On 10/06/2011 14:20, Christoph Dittmann wrote:
On 06/10/2011 10:45 AM, David Brown wrote:
Making multiple parity syndromes is easy enough mathematically:
Adam Leventhal, who wrote the double parity and triple parity code for
ZFS, mentioned on his blog [1] that going beyond triple parity poses
significant challenges if write performance should not suffer.
In particular, it looks like a relevant math paper (originally) had a
flaw in the claim that quad parity and above can be implemented just
like triple parity.
I don't know the implementation you were going to use, neither am I
knowledgeable about multi-parity in general. I only thought it might be
relevant to add to the current discussion that other people had issues
with implementing N-parity for N > 3.
I've looked at Adam's blog article - in fact, stumbling over it when
wandering around the 'net was one of my inspirations to think about
multi-parity raid again.
But there are a few key differences between the description in the James
Plank papers referenced, and the implementation I've looked at.
One point is that he is looking at GF(2^4), which is quickly a limiting
factor. It's hard to get enough independent parity syndromes, and you
can get easily start to think that things won't work for larger parity.

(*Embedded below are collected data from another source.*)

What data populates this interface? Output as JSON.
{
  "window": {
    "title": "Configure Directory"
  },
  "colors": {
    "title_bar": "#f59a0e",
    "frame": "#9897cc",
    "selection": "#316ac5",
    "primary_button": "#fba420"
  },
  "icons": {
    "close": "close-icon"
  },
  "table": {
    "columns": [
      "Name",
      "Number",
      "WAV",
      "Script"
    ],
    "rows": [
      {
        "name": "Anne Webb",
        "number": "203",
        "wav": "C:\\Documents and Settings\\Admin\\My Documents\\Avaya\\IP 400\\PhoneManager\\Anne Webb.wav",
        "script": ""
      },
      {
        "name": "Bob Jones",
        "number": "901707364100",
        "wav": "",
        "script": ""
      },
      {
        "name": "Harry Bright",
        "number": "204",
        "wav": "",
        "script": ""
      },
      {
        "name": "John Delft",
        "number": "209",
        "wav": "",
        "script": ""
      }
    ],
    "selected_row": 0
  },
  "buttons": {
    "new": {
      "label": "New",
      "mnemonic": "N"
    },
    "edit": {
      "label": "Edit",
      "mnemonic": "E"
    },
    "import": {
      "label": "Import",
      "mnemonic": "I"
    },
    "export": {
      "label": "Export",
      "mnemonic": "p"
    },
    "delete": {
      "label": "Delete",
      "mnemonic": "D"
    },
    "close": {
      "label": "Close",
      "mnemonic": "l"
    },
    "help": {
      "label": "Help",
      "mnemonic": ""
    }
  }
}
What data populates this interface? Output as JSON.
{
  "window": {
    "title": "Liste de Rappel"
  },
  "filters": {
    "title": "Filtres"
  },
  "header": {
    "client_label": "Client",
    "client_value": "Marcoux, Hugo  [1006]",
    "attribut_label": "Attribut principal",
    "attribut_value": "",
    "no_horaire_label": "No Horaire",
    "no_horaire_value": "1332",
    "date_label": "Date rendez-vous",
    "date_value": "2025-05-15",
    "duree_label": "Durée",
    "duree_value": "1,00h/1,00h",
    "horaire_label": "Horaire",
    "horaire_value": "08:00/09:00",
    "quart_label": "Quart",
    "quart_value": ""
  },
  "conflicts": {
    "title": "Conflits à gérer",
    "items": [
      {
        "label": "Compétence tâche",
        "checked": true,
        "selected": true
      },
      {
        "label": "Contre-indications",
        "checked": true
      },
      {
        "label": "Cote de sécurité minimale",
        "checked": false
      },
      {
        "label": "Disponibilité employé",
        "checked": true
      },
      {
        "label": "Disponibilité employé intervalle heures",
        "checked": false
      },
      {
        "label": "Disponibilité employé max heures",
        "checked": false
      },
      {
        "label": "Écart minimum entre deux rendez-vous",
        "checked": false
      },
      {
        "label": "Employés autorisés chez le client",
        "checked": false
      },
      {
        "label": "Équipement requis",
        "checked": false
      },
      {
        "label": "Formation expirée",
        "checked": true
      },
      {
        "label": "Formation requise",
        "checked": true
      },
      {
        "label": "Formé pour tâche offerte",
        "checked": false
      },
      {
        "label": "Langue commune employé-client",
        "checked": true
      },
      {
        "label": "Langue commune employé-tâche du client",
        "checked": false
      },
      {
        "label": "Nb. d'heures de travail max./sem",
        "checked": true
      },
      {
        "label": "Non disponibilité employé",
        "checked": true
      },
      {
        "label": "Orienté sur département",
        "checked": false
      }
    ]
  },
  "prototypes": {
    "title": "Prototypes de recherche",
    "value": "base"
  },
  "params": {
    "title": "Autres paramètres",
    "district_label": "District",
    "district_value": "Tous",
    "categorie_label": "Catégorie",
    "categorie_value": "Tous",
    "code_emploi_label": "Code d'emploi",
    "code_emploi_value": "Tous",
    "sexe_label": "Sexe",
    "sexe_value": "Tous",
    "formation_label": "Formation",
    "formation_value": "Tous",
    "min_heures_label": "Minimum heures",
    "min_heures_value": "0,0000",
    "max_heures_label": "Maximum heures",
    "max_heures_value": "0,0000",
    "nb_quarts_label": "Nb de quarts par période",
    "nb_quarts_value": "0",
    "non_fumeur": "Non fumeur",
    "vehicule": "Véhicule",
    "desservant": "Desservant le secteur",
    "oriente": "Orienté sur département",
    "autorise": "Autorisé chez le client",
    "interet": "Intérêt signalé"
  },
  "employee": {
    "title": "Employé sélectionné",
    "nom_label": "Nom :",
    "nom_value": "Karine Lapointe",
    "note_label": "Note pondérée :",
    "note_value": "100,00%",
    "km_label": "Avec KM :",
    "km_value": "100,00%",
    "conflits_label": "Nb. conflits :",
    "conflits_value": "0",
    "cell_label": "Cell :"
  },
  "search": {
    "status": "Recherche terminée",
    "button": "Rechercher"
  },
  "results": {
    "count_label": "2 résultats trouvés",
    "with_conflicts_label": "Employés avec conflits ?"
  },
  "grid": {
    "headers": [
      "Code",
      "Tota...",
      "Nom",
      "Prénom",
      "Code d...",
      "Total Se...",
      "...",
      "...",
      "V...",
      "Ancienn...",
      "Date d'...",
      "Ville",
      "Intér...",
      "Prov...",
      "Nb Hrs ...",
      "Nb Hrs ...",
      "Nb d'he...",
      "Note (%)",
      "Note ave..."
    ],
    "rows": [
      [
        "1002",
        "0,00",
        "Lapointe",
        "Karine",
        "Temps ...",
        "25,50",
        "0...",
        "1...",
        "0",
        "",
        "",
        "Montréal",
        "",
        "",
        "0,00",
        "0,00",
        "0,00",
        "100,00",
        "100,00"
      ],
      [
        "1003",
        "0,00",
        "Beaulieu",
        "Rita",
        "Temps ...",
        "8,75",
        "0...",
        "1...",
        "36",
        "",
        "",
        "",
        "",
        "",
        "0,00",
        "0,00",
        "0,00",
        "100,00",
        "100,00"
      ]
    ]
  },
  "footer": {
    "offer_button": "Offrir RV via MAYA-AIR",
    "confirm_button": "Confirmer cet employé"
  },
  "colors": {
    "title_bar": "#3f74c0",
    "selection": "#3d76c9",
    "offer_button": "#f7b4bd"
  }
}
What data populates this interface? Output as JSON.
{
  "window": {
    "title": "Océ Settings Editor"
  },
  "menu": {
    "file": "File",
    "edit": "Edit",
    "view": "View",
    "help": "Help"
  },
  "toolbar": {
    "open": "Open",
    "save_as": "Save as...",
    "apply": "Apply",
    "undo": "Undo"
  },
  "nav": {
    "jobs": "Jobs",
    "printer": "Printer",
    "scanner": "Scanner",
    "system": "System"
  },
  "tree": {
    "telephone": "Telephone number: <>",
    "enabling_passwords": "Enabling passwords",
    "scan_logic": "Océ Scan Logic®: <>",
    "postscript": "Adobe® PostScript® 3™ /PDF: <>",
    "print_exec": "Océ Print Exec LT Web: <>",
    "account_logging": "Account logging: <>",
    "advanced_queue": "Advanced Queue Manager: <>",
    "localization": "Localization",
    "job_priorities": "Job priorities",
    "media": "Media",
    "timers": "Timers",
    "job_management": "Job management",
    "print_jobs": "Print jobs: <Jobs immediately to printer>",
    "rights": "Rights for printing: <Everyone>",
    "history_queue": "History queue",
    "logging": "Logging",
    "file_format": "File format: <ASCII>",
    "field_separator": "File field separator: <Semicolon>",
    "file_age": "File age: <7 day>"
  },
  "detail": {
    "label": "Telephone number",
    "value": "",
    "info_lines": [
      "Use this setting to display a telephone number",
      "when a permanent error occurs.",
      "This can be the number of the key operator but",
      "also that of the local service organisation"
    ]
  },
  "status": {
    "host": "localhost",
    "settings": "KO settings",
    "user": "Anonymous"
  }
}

The other is the choice of factors for the syndromes. Assuming I
understand the papers correctly, the first paper is suggesting this
arrangement (all arithmetic done in GF()):
P_0 = 1^0 . d_0 + 2^0 . d_1 + 3^0 . d_2 + 4^0 . d_3
P_1 = 1^1 . d_0 + 2^1 . d_1 + 3^1 . d_2 + 4^1 . d_3
P_2 = 1^2 . d_0 + 2^2 . d_1 + 3^2 . d_2 + 4^2 . d_3
P_3 = 1^3 . d_0 + 2^3 . d_1 + 3^3 . d_2 + 4^3 . d_3
The second paper changes it to:
P_0 = 1^0 . d_0 + 1^1 . d_1 + 1^2 . d_2 + 1^3 . d_3
P_1 = 2^0 . d_0 + 2^1 . d_1 + 2^2 . d_2 + 2^3 . d_3
P_2 = 3^0 . d_0 + 3^1 . d_1 + 3^2 . d_2 + 3^3 . d_3
P_3 = 4^0 . d_0 + 4^1 . d_1 + 4^2 . d_2 + 4^3 . d_3
For the first two parity blocks, this is the same as for Linux raid6:
P = d_0 + d_1 + d_2 + d_3
Q = g^0 . d_0 + g^1 . d_1 + g^2 . d_2 + g^3 . d_3
(where g = 2)
But the third (and later) lines are not good - the restoration equations
on multiple disk failure are not independent for all combinations of
failed disks. For example, if you have 20 data disks and 3 parity
disks, there are 1140 different combinations of three data-disk
failures. Of these, 92 combinations lead to non-independent equations
when you try to restore the data.
The equations I am using are:
P_0 = 1^0 . d_0 + 1^1 . d_1 + 1^2 . d_2 + 1^3 . d_3
P_1 = 2^0 . d_0 + 2^1 . d_1 + 2^2 . d_2 + 2^3 . d_3
P_2 = 4^0 . d_0 + 4^1 . d_1 + 4^2 . d_2 + 4^3 . d_3
P_3 = 8^0 . d_0 + 8^1 . d_1 + 8^2 . d_2 + 8^3 . d_3
P_4 would use powers of 16, etc.
I have checked that the restoration equations are solvable for all
combinations of 3 disk failures for triple parity, and all combinations
of 4 disk failures for quad parity. The restoration equations can be
written in matrix form and are dependent on the indexes of the failed
disks. To solve them, you simply invert the matrix and this gives you a
linear formula for re-calculating each missing data block. So to check
that the data can be restored, you need to check that the determinant of
this matrix is non-zero for all combinations of n-disk failures.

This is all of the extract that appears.